Mosquitoes thrive in the region around Little Rock due to the large numbers of lakes, rivers, and streams they use for breeding areas. For that reason, they can be challenging to manage. However, there are a few easy steps you can take to control them.
These are the best ways to keep mosquitoes to a minimum around your home:
- Sanitation: Make sure your yard is trimmed and avoid tall weeds. Also, remove old tires or buckets from your yard that can fill with water, providing breeding sites for mosquitoes.
- Use microbial insecticides such as mosquito dunks to kill larvae and slow down mosquito reproduction.
- Fog outdoor areas with a misting solution containing pyrethrins to kill adult mosquitoes.

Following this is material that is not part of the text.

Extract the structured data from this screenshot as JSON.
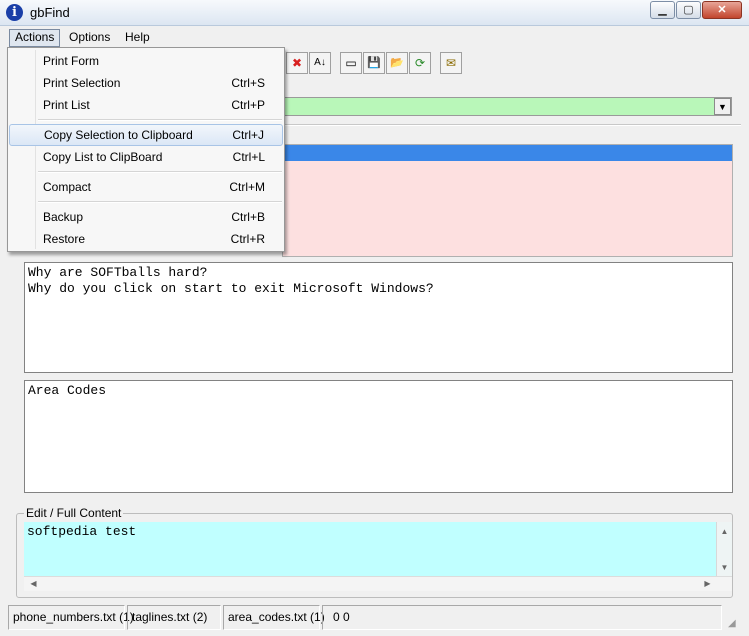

- Spay Vegetation and landscapes with a residual insecticide spray that lasts for at least 21 days.
- Place UV light traps outdoors around patios to draw mosquitoes away from indoor living spaces.
- Citronella candles. Place citronella candles inside the home to help repel mosquitoes and other flying pests. You can also use them outside for your next barbeque or outdoor gathering.
The red imported fire ant is an invasive species to the U.S. Since its discovery during the turn of the 20th century, it’s been spreading throughout all parts of the South, including Little Rock.
Get rid of fire ants from your yard this way:
- Bait the mound using a product labeled for fire ants.
- Follow-up baiting may be required for large colonies.
- For emergency eradication, drench the mound thoroughly using a wettable powder containing cyfluthrin or other powerful active ingredient.
- Foaming may be the quickest solution. However, be sure to probe the mound in several directions for more coverage.
Squirrels are nice to look at. But they become pests when they make a mess of birdfeeders. Not only that, they damage fruit and nut crops and dig large holes in gardens.
Get rid of pesky squirrels using these methods:
- Limit the squirrel’s food supply by removing spilled birdseed from lawns. Also, be sure to store all pet food in sealed containers indoors.
- Consider installing baffles on all your bird feeders. They prevent the squirrel from climbing the pole to steal the bird’s food.
Place automatic scaring devices around your yard. They employ annoying sounds and flashing lights to scare wildlife pests from your yard.